In this notebook, we show an example of computing univariate multitaper spectrum estimates from the literature. By jackknifing, Multitaper.jl implements confidence intervals for the spectrum. We also show how to use the related tool, harmonic F-testing, with which to search for discrete oscillations in the data, see either of the references below. 

In [None]:
using Multitaper, DelimitedFiles, Plots

## Example: Willamette River data

We will be using the data from Don Percival's website. If you're following along in the Percival and Walden 1993 textbook, you'll find this particular example on page 512. If not, just keep reading.

In [None]:
fn        = "data/Willamette.dat"
riverdata = readdlm(fn,skipstart=8)[:,1]

plot(1950.0 .+ 10.0/12 .+ (0.0:(length(riverdata)-1))/12.0, riverdata, 
    label = "Willamette River data", xlabel = "Year", ylabel = "Log flow")

Here is how one computes a multitaper spectrum estimate. This one here is a high resolution estimate - careful, it has variance that explodes with an increasing number of samples. 

I have chosen a time-bandwidth product of 4 as was chosen in the textbook, and 5 tapers. I have also chosen to pad the data with twice as many zeros as the length of the data, which has an interpolating effect in the frequency domain. I have also turned on the jackknife toggle, so we can see the confidence intervals, as well as the Ftest for harmonic components. 

In [None]:
NW  = 4.0
K   = 5
pad = 2.0
S   = multispec(riverdata, dt = 1/12.0, NW = NW, K = K, jk = true, Ftest = true, guts = true, a_weight=true,
      pad = pad)

p = plot(S, legend = :top, label = "Multitaper Spectrum")

The multitaper estimate has peaks at the yearly cycle and twice yearly cycle which are about twice the bandwidth wide. Recall from the previous notebook that the dpss's are concentrated on the band $(-W,W)$ so one gets a spectral window that is the average of the dpss's and it looks approximately square. The spectral window is convolved with the true spectrum to give us the estimate that we see. There is no unbiased spectrum estimation, but one can get a bit less bias by decreasing the bandwidth choice (unfortunately this is balanced out by increasing the variance!)

Note that the little cross in the top left is visually showing us the bandwidth (horizontal) and expected variance (vertical) of our spectrum estimate. 

The F-test for harmonic components can be plotted in the following way. Note that the plot gives us p-values and not the raw test statistic. Let's find the frequencies where there are significant p-values.

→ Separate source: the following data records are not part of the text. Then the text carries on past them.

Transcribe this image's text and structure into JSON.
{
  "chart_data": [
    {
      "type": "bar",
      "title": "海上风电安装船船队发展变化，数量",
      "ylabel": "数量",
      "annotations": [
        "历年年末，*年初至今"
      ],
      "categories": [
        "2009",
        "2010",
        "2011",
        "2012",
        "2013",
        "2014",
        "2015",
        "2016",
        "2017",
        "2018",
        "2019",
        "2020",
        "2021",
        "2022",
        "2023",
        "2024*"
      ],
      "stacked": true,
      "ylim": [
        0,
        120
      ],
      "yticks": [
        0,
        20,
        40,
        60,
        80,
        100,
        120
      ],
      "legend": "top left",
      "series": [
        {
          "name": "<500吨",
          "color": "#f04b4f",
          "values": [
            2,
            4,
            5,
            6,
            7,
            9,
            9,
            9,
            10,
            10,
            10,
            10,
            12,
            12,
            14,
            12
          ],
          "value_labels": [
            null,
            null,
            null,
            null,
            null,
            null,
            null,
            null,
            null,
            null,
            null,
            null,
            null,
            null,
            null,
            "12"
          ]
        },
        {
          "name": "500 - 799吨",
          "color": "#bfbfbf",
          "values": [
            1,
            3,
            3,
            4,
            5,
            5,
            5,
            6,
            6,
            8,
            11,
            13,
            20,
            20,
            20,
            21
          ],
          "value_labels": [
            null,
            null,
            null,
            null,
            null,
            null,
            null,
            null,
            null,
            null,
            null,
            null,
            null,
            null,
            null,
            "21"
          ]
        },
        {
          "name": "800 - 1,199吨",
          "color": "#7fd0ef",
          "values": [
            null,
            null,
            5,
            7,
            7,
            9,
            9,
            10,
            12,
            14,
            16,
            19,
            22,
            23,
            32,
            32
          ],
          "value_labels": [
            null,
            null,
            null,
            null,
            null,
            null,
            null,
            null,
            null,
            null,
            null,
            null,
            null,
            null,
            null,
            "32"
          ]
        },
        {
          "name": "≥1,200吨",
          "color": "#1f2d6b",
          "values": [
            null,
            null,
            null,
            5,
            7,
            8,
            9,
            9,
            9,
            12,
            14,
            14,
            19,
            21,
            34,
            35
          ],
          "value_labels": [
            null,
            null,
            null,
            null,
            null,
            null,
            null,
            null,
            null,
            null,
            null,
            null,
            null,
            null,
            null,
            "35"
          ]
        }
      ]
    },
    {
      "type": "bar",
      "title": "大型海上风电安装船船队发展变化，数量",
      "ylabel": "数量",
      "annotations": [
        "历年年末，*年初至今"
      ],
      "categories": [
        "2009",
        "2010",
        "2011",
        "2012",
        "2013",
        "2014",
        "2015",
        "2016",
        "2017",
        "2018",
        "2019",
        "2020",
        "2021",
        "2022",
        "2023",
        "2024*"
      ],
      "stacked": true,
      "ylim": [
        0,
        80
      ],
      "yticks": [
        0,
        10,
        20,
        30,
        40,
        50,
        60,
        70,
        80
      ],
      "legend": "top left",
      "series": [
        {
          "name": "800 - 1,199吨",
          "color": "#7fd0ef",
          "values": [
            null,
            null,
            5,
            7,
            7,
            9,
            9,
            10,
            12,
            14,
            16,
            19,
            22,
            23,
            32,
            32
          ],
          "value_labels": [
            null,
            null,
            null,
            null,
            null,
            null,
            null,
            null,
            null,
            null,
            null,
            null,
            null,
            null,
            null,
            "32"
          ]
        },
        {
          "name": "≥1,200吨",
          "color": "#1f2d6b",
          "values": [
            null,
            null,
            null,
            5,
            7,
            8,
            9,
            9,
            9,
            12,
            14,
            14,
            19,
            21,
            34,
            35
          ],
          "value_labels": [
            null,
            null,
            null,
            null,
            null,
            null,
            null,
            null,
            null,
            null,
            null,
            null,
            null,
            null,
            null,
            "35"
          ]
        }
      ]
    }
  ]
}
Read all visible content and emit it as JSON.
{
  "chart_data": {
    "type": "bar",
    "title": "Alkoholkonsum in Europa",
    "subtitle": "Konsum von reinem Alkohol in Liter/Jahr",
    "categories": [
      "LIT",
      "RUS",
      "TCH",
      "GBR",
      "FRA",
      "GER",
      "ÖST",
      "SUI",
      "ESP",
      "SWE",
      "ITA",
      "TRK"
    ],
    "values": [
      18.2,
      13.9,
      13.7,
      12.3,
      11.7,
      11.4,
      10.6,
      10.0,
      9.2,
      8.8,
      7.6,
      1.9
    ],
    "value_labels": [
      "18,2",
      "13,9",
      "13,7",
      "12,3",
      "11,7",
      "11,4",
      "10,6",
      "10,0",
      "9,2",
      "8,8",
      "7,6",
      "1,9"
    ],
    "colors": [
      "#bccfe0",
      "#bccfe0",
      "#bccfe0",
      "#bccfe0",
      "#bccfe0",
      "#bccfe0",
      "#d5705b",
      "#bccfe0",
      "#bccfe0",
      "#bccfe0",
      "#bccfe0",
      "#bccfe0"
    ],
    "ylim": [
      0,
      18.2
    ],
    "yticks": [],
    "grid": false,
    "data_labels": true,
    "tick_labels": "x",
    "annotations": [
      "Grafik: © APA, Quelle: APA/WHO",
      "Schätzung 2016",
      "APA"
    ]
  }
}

This means that there are likely sinusoidal oscillations at those frequencies (provided the spectrum is also large at that frequency.)

In [None]:
# Plot the p-value of the F-test
q = plot(S.f, S.Fpval, label = "F-test p-value")

# Find the peaks in the F-test above 99% and 99.9% significance
Pks99 = findall(S.Fpval .< 0.01)
q = scatter!(S.f[Pks99], S.Fpval[Pks99], label="Lines significant at 99%")
Pks999 = findall(S.Fpval .< 0.001)
q = scatter!(S.f[Pks999], S.Fpval[Pks999], label="Lines significant at 99.9%")

# Show both plots together
plot(q, p, layout=(2,1), legend = :topright)

If desired, you can easily plot the test statistic with the following commands.

In [None]:
using Distributions

plot(S.f, quantile.(FDist(2,2*K-2), 1.0 .- S.Fpval), xlabel = "Frequency", 
    ylabel = "F-statistic (2, $(2*K-2)) dof", label = "F-statistic", 
    ylims = [0,20])
plot!(S.f[[1, end]], kron(quantile.(FDist(2, 2*K-2), [0.99 0.999]), ones(2,1)),
    label = ["99% significance" "99.9% significance"], legend = :topright)

As was found in Percival and Walden, there are discrete line components at 1 and 2 cycles per year. However, there are other interesting artifacts in these data that are visible from this F-test. Do consult the text for an interesting discussion. To avoid excessive numbers of false positives, a simple rule of thumb is to set alpha less than $1-1/N$. 

# References

Thomson, David J. "Spectrum estimation and harmonic analysis." Proceedings of the IEEE 70.9 (1982): 1055-1096.

Percival, Donald B., and Andrew T. Walden. Spectral analysis for physical applications. Cambridge University press, 1993.